Equipment and Station Design FAQ

Here is a list of things to consider when choosing the right equipment for your radio station:

How far do you want to broadcast?

The further you wish to reach, the more powerful the equipment you will need and the more powerful the equipment, the more expensive it is to buy and to run (the more power it consumes).

So think carefully about your target audience and where they are, and focus your radio station on reaching them.

But you can also reach further by raising your antennas higher up. So if you can build a tall tower, or find an existing one within 20km of your studio, it might be worth putting your antennas on it to get your signal to go further. We say within 20km of the studio, because you can use an STL (studio to transmitter link) to send your signal from the studio to the transmitter site if they are less than 20km apart.

FM signal range is limited by:

  1. How far the transmitting antenna can effectively see. If you stand where the antenna is mounted and look out with a pair of binoculars, wherever you can see it is possible to transmit to. This can sometimes be up to 20, 30 even 40 miles if you are looking out from a mountain top.  If there are buildings or hills blocking your view, they will block your FM signal as well.
  2. Other sources of interference or other stations operating on the same frequency. For example the antenna may be able to see 20 miles, but if another station is on the same frequency 20 miles away, it will block/interfere with the signal.
  3. Transmission power. If the antenna can see 20 miles, but say 1 Watt ERP of power used, it’s very likely that about 1 mile of range will result. This is quite simply because there is not enough power to propagate the signal 20 miles. If 50 Watt ERP is used, it’s very likely that 20 miles of range will be achieved. This is because 50 Watt ERP is ample power to propagate a strong signal 20 miles. If 1 Million Watts of power is used, it is very likely that signal will only propagate just over 20 miles. This because the range is limited as described in point a) above.
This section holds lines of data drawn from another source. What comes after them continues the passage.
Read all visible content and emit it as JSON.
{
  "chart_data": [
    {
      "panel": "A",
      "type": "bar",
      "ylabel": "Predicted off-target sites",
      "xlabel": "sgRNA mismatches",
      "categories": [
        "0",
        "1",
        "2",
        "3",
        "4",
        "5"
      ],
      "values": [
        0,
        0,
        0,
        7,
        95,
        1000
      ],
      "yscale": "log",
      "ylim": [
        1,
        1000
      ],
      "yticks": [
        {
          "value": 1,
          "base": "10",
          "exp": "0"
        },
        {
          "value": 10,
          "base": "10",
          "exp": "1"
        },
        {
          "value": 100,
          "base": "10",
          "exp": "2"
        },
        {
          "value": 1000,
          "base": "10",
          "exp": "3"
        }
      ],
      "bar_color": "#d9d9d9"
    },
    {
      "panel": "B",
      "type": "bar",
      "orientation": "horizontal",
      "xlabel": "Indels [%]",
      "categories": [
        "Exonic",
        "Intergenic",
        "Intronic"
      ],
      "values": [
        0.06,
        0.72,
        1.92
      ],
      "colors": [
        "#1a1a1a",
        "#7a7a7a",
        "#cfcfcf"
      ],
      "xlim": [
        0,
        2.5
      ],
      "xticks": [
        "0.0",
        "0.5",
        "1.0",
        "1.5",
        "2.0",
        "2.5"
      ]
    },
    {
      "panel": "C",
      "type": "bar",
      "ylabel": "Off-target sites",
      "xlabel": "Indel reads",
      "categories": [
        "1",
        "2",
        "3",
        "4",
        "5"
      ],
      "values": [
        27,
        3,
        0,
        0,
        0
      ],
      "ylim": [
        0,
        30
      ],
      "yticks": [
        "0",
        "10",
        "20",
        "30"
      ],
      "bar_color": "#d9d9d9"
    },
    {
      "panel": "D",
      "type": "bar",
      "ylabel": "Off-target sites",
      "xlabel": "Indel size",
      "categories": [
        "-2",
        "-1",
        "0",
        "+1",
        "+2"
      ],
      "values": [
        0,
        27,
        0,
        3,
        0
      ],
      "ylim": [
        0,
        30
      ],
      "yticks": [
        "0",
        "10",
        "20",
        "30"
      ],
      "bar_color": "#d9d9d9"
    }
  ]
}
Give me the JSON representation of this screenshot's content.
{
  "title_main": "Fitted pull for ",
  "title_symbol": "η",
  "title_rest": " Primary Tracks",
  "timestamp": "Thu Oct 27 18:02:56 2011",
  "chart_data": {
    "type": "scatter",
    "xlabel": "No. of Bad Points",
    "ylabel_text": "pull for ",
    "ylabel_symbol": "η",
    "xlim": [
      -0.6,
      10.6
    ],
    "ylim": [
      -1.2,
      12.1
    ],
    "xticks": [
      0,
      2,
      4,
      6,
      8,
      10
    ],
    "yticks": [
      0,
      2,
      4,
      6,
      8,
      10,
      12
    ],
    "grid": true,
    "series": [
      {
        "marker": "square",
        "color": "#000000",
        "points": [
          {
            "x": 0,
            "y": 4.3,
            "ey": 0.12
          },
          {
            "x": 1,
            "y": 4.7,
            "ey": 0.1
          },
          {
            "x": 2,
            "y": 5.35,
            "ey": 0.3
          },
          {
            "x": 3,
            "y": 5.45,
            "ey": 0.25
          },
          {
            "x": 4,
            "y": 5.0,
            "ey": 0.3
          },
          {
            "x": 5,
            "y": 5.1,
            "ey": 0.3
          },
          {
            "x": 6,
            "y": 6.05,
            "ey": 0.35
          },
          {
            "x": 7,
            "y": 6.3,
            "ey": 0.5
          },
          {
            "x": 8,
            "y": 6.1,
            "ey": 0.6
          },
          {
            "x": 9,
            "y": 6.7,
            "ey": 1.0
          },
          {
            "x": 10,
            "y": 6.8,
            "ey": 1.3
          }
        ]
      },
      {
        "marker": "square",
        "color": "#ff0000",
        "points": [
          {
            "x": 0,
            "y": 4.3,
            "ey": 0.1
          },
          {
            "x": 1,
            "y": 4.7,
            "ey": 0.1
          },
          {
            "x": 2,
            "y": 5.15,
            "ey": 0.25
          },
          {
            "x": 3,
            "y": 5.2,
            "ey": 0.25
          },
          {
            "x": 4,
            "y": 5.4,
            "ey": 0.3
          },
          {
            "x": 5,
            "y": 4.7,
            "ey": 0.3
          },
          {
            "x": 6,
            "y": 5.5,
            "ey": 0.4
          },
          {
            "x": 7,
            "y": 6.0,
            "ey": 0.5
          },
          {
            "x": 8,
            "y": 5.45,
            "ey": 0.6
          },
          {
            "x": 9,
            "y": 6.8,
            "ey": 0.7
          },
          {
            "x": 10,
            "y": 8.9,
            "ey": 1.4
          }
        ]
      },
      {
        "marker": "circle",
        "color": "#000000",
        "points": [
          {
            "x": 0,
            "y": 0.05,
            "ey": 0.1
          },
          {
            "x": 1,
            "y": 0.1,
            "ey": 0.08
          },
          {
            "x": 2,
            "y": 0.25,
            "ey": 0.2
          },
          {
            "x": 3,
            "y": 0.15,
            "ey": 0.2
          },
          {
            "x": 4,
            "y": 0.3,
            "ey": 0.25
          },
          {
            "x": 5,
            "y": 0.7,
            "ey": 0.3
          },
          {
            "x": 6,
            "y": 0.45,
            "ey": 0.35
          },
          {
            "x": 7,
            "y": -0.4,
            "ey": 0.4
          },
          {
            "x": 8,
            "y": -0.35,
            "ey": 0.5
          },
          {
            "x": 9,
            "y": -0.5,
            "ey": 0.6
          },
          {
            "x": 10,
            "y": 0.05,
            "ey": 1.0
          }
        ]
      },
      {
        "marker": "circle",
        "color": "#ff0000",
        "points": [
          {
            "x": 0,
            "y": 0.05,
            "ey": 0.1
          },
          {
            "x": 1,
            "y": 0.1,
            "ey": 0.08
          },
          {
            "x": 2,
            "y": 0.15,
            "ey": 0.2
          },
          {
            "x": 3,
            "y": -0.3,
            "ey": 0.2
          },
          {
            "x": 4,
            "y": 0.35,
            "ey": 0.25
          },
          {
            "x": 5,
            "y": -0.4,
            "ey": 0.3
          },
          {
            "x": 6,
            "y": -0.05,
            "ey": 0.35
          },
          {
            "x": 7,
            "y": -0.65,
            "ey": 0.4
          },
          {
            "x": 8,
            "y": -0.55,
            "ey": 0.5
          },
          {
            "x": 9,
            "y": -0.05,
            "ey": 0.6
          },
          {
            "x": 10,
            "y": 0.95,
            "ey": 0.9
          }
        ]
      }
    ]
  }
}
ERP ( Effective radiated power ) is the power radiated from the antenna. All antenna systems have a degree of power gain. When calculating the gain of an antenna system the main factors are the amount of gain ( dBi ) and the amount of loss ( dB ) through coax.

Assuming the antenna has a clear view, the frequency is clear and an average quality portable receiver is used, typical transmission power range figures are as follows:

ERP Range



How far does your licence allow you to broadcast?

You may be limited to a specific transmitter power or broadcast distance by the broadcast authorities.  Please contact your national authorities to find out what limits they may give you before ordering / requesting a quotation.

Do you need an STL (studio to transmitter link)?

This depends on how far your studio is from your antenna site.

If they are in the same location, or less than 200m apart, you can use a balanced audio cable to send the signal from the studio to the antenna site.

If they are between 200m and 10km and there is line of sight between the two, you can use a 5.2 GHz audio over ip link with two small dishes facing each other.

If they are 10 – 20km apart, or more than 200m apart without line of sight, then you will need to use a VHF link, which does not require line of sight, but is more expensive. Some VHF links will work over longer distances, up to 80km, depending on what is in the way and what frequency you use.

You could also use an internet link, if you can get high speed internet in both locations.

How many studios do want?

We would recommend a minimum of two, but you can get by with one.

Some stations operate with a single studio, some operate with two or even three. Big stations have multiple studios for different purposes.

It is useful to have at least two separate studios, so that one presenter can prepare to go on air while another is live. You can also use your second studio to record interviews, adverts and programmes while your other studio is on the air.

What level of quality do you want for your equipment?

We work with clients with all different budgets to help them choose the equipment that is right for them.  This will depend on your aims and your budget.  We split equipment into five broad categories:

  1. Barebones – The most basic, low cost equipment available, which may not last long, but will get you on the air to start with.
  2. Basic – Similar to barebones, but a little bit higher quality, more durable and therefore a bit more expensive.
  3. Midrange – Good quality, good value, semi-professional equipment, often used in community radio stations.
  4. Deluxe – Professional broadcast quality, durable equipment with great sound, used in professional commercial and high end community radio stations, but not the most expensive equipment available.
  5. Double Deluxe – The ultimate choice in terms of capability, sound quality, durability and look. No expenses spared.

How many mics do you want in each studio?

How many guests do you intend to have in the studio at any one time?  Generally we recommend 3 or 4 microphones to allow you some flexibility in the studio.  Or if you prefer, you can always add more.

Do you want back up equipment?

In a radio station, it is important to keep broadcasting when things break down.  So having a spare mixer, spare PC, spare mics, spare cables and a spare transmitter can be very useful, especially if your station isn’t too close to the nearest equipment shop.